Ever since Tim Cook announced the real Apple Watch - not the one in the dreams of the rumour-mongers - I have been wondering about this.

Analog I have not worn a watch for more than 20 years and rely on phones - most recently the iPhone of course - although I do have an analog pocket watch, which I drag out at meetings when I want to make a point that someone has arrived late.

I have enjoyed playing with the Health app and some of the apps produced that are related to this. However, the only feature I use permanently is input that shows how far I have walked, and how many steps I have taken.

While I can manually enter how much broccolli I had for lunch and the cholesterol levels of that last cream cake, what is lacking is automatic input. People like me do not take the time to calculate then tap in data like we should: like we need.

That was the first hint for me that the watch could be more useful. Of course I like the design and the multiple watch faces; as well as the interchangeable straps (Milanese or Link - or both), but these are surface functions and the watch's value is going to start with the heart monitor. The weekend article from Federico Viticci of of MacStories in which he outlined how the iPhone and its health apps assisted in his recovery from cancer was circulated widely and touched many including me.


Other monitoring functions are going to sell the watch in ways that traditional watchmakers did not anticipate; but this is sometimes what Apple does. Cupertino visualises things in different ways and is able to bring in all manner of expertise to link the various features.

Apple Health Monitoring This is of course one of the strengths of the iOS devices: not simply a telephone or a tablet computer, but a way to synchronise data in many ways as well as being a productive force.

Some companies have recognised this. While it was earlier reported that certain developers had been invited to Cupertino so that plenty of apps were available when the Spring Forward event happens next Monday, Bloomberg is now reporting that several significant companies have also been invited to that developer party.

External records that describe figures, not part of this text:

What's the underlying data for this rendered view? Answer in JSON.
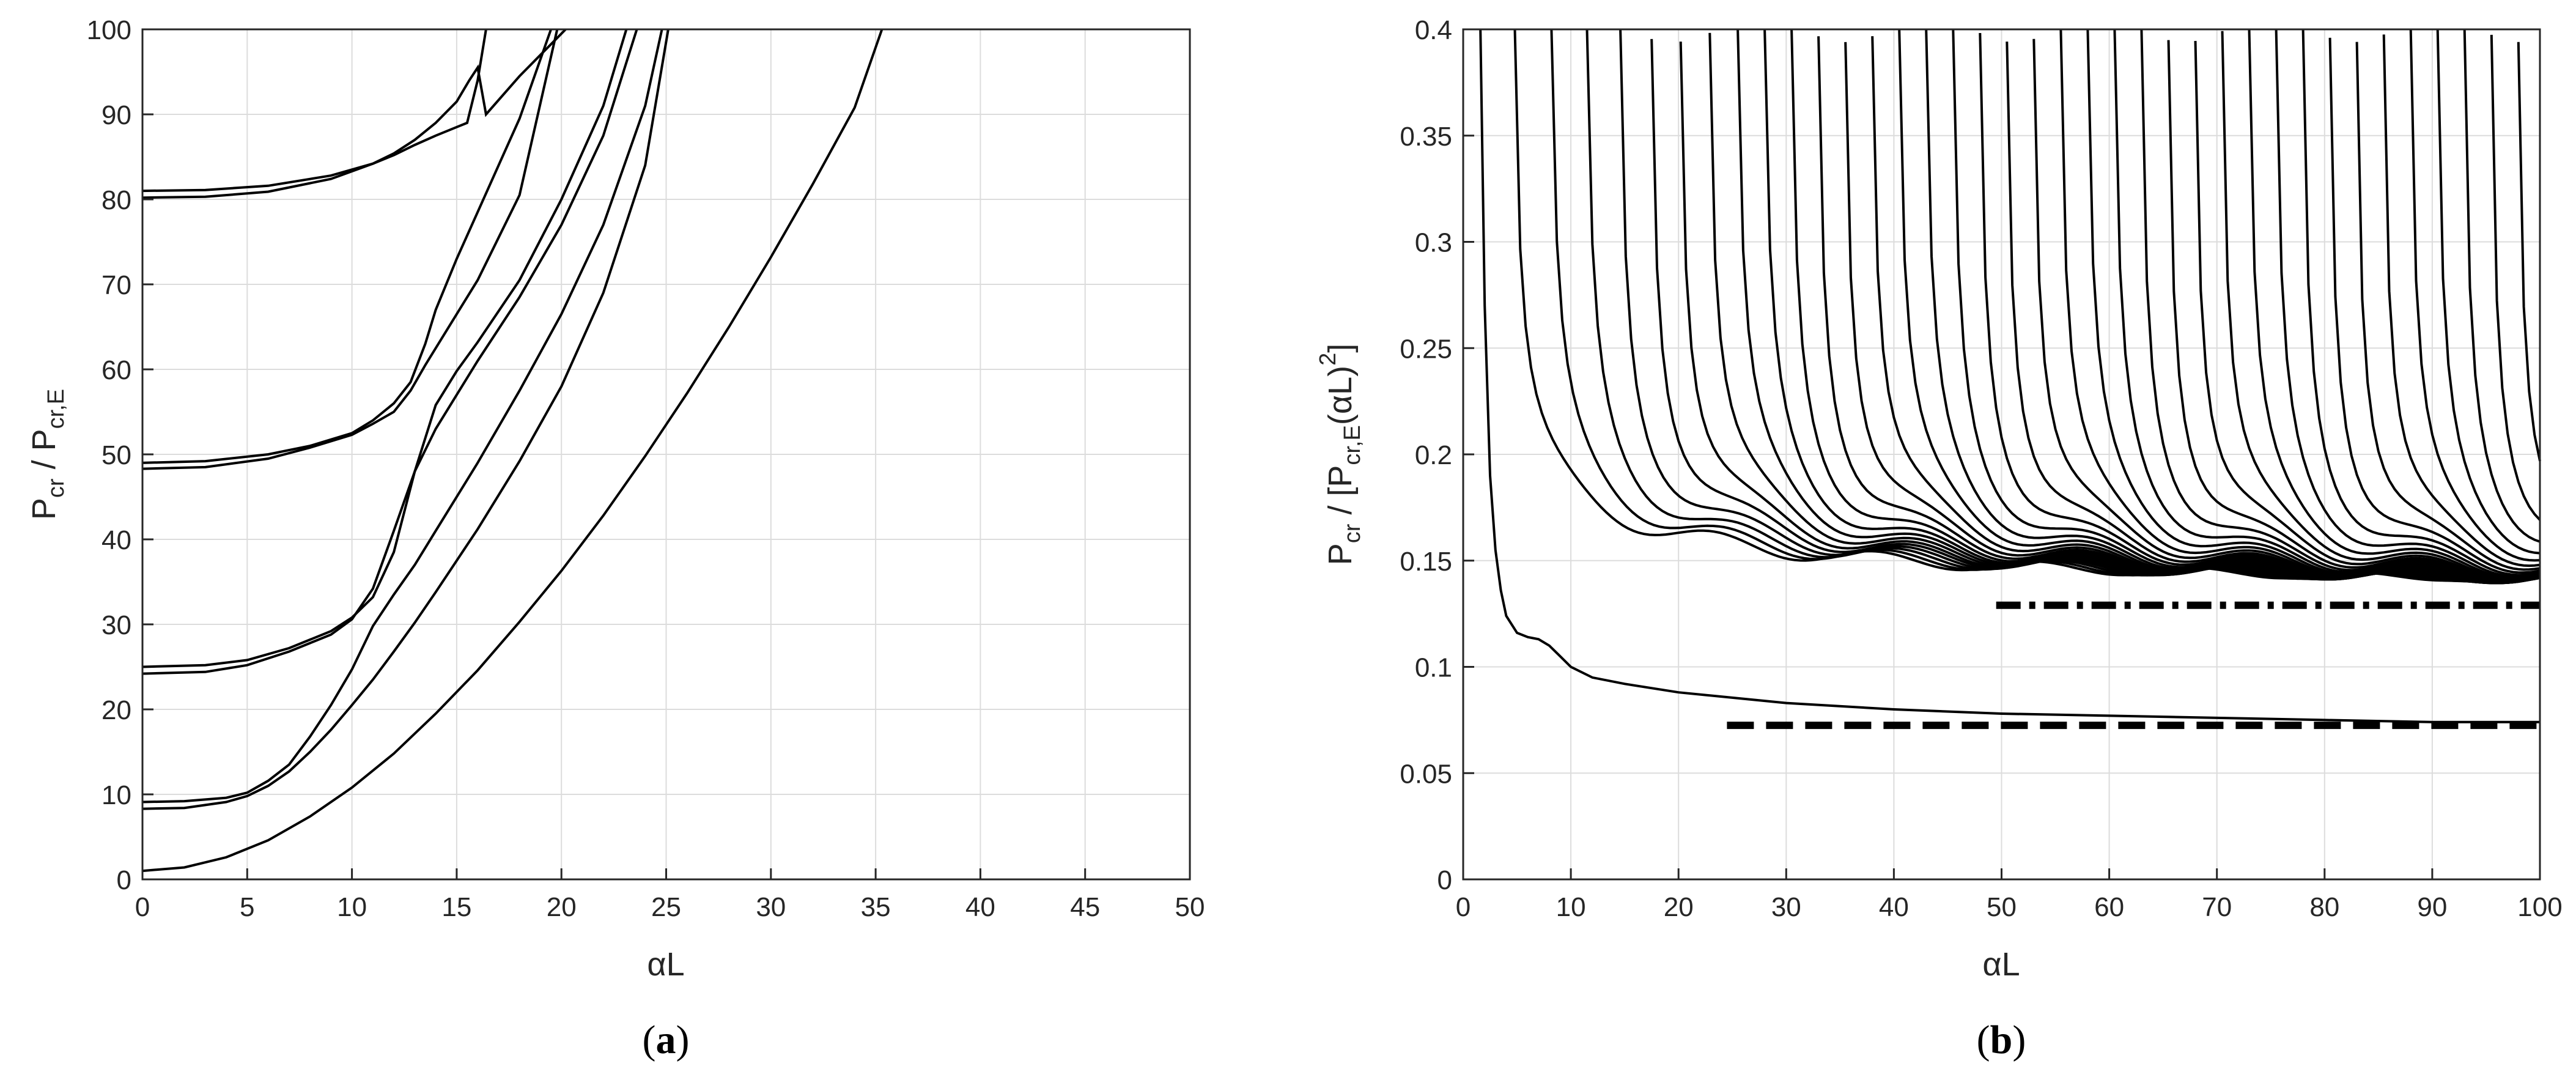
{
  "figure": {
    "panel_a_label": "a",
    "panel_b_label": "b"
  },
  "chart_data": [
    {
      "panel": "a",
      "type": "line",
      "xlabel": "αL",
      "ylabel": {
        "main": "P",
        "sub1": "cr",
        "mid": " / P",
        "sub2": "cr,E"
      },
      "xlim": [
        0,
        50
      ],
      "ylim": [
        0,
        100
      ],
      "xticks": [
        0,
        5,
        10,
        15,
        20,
        25,
        30,
        35,
        40,
        45,
        50
      ],
      "yticks": [
        0,
        10,
        20,
        30,
        40,
        50,
        60,
        70,
        80,
        90,
        100
      ],
      "grid": true,
      "series": [
        {
          "x": [
            0,
            2,
            4,
            6,
            8,
            10,
            12,
            14,
            16,
            18,
            20,
            22,
            24,
            26,
            28,
            30,
            32,
            34,
            35.3
          ],
          "y": [
            1,
            1.4,
            2.6,
            4.6,
            7.4,
            10.8,
            14.8,
            19.5,
            24.6,
            30.3,
            36.3,
            42.8,
            49.8,
            57.2,
            65.0,
            73.2,
            81.8,
            90.8,
            100
          ]
        },
        {
          "x": [
            0,
            2,
            4,
            5,
            6,
            7,
            8,
            9,
            10,
            11,
            12,
            13,
            14,
            16,
            18,
            20,
            22,
            24,
            25.1
          ],
          "y": [
            8.3,
            8.4,
            9.1,
            9.8,
            11.0,
            12.7,
            15.0,
            17.6,
            20.5,
            23.5,
            26.8,
            30.2,
            33.8,
            41.2,
            49.2,
            58.0,
            69.0,
            84.0,
            100
          ]
        },
        {
          "x": [
            0,
            2,
            4,
            5,
            6,
            7,
            8,
            9,
            10,
            11,
            12,
            13,
            14,
            16,
            18,
            20,
            22,
            24,
            24.8
          ],
          "y": [
            9.1,
            9.2,
            9.6,
            10.2,
            11.6,
            13.5,
            16.8,
            20.5,
            24.7,
            29.8,
            33.5,
            37.0,
            41.0,
            49.0,
            57.5,
            66.5,
            77.0,
            91.0,
            100
          ]
        },
        {
          "x": [
            0,
            3,
            5,
            7,
            9,
            10,
            11,
            12,
            13,
            14,
            15,
            16,
            18,
            20,
            22,
            23.6
          ],
          "y": [
            24.2,
            24.4,
            25.2,
            26.8,
            28.8,
            30.6,
            34.2,
            41.0,
            48.0,
            53.0,
            57.0,
            61.0,
            68.5,
            77.0,
            87.5,
            100
          ]
        },
        {
          "x": [
            0,
            3,
            5,
            7,
            9,
            10,
            11,
            12,
            13,
            14,
            15,
            16,
            18,
            20,
            22,
            23.1
          ],
          "y": [
            25.0,
            25.2,
            25.8,
            27.2,
            29.2,
            30.8,
            33.2,
            38.5,
            48.0,
            55.8,
            59.8,
            63.2,
            70.5,
            80.0,
            91.0,
            100
          ]
        },
        {
          "x": [
            0,
            3,
            6,
            8,
            10,
            11,
            12,
            12.8,
            13.5,
            14.5,
            16,
            18,
            19.8
          ],
          "y": [
            48.3,
            48.5,
            49.5,
            50.8,
            52.3,
            53.6,
            55.0,
            57.5,
            60.5,
            64.5,
            70.5,
            80.5,
            100
          ]
        },
        {
          "x": [
            0,
            3,
            6,
            8,
            10,
            11,
            12,
            12.8,
            13.5,
            14.0,
            15,
            16,
            17,
            18,
            19.5
          ],
          "y": [
            49.0,
            49.2,
            50.0,
            51.0,
            52.5,
            54.0,
            56.0,
            58.5,
            63.0,
            67.0,
            73.0,
            78.5,
            84.0,
            89.5,
            100
          ]
        },
        {
          "x": [
            0,
            3,
            6,
            9,
            11,
            12,
            13,
            14,
            15,
            15.5,
            16.0,
            16.4
          ],
          "y": [
            80.2,
            80.3,
            80.9,
            82.4,
            84.2,
            85.2,
            86.4,
            87.5,
            88.5,
            89.0,
            94.0,
            100
          ]
        },
        {
          "x": [
            0,
            3,
            6,
            9,
            11,
            12,
            13,
            14,
            15,
            15.6,
            16.0,
            16.4,
            18,
            20.2
          ],
          "y": [
            81.0,
            81.1,
            81.6,
            82.8,
            84.2,
            85.4,
            87.0,
            89.0,
            91.5,
            94.0,
            95.5,
            90.0,
            94.5,
            100
          ]
        }
      ]
    },
    {
      "panel": "b",
      "type": "line",
      "xlabel": "αL",
      "ylabel": {
        "main": "P",
        "sub1": "cr",
        "mid": " / [P",
        "sub2": "cr,E",
        "tail": "(αL)",
        "sup": "2",
        "close": "]"
      },
      "xlim": [
        0,
        100
      ],
      "ylim": [
        0,
        0.4
      ],
      "xticks": [
        0,
        10,
        20,
        30,
        40,
        50,
        60,
        70,
        80,
        90,
        100
      ],
      "yticks": [
        0,
        0.05,
        0.1,
        0.15,
        0.2,
        0.25,
        0.3,
        0.35,
        0.4
      ],
      "grid": true,
      "series": [
        {
          "name": "",
          "style": "solid",
          "x": [
            1.6,
            2.0,
            2.5,
            3.0,
            3.5,
            4.0,
            5.0,
            6.0,
            7.0,
            8.0,
            9.0,
            10,
            12,
            15,
            20,
            30,
            40,
            50,
            60,
            70,
            80,
            90,
            100
          ],
          "y": [
            0.4,
            0.27,
            0.19,
            0.155,
            0.136,
            0.124,
            0.116,
            0.114,
            0.113,
            0.11,
            0.105,
            0.1,
            0.095,
            0.092,
            0.088,
            0.083,
            0.08,
            0.078,
            0.077,
            0.076,
            0.075,
            0.074,
            0.074
          ]
        },
        {
          "name": "",
          "style": "dashed",
          "x": [
            24.5,
            100
          ],
          "y": [
            0.0725,
            0.0725
          ]
        },
        {
          "name": "",
          "style": "dashdot",
          "x": [
            49.5,
            100
          ],
          "y": [
            0.129,
            0.129
          ]
        }
      ],
      "family": {
        "description_free": true,
        "asymptote": 0.129,
        "vertical_lines_start_x": [
          4.8,
          8.2,
          11.5,
          14.6,
          17.5,
          20.2,
          22.9,
          25.5,
          28.0,
          30.5,
          33.0,
          35.5,
          38.0,
          40.5,
          43.0,
          45.5,
          48.0,
          50.5,
          53.0,
          55.5,
          58.0,
          60.5,
          63.0,
          65.5,
          68.0,
          70.5,
          73.0,
          75.5,
          78.0,
          80.5,
          83.0,
          85.5,
          88.0,
          90.5,
          93.0,
          95.5,
          98.0
        ]
      }
    }
  ]
}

It is in their interests too of course to have good apps ready to roll on the day. Adam Satariano and Tim Higgins write that BMW and Continental ("Bayerische Motoren Werke AG, Facebook Inc., United Continental Holdings Inc.") have been working hard, but it is also implied that Facebook and Starwood Hotels (mentioned at the earlier Apple Watch announcement) have also been there. Remember, this is just what we do know; or at least what the rumours suggest.

An interesting series of comments appeared Friday morning here concerning the ability to connect smart wristbands to the Apple Watch. Most images on the Apple site do not reveal any ports or ways to connect other than that charging link, so I had wondered how Apple had showed images directly from the watch.

Matthew Panzarino on TechCrunch, among others, reveals that it "has a port that the company has yet to show off. It's being used for diagnostics and direct access to the Watch operating system". The theory is that it could be used for additional power or linking special-use watch bands. Another suggestion is that this is for pre-production examples and the customer watched will not have this.

A site I saw a couple of days ago has a number of watch faces and users can try out certain of the apps we know exist to see how they will look when the real deal is released. Watchaware has 4 pages of watches that run apps like Facebook, Twitter, FeedWrangler, American Airlines, Starwood Hotels and others. Some are clearly ready to link to the Health app on the iPhone.

The Apple Watch is about to roll and some are predicting sales in the millions.The local Apple online store has a link to provide more information on the watch. It is all in Thai, but simply mirrors the main Apple Watch pages.


Graham K. Rogers teaches at the Faculty of Engineering, Mahidol University in Thailand where he is also Assistant Dean. He wrote in the Bangkok Post, Database supplement on IT subjects. For the last seven years of Database he wrote a column on Apple and Macs. He is now continuing that in the Bangkok Post supplement, Life.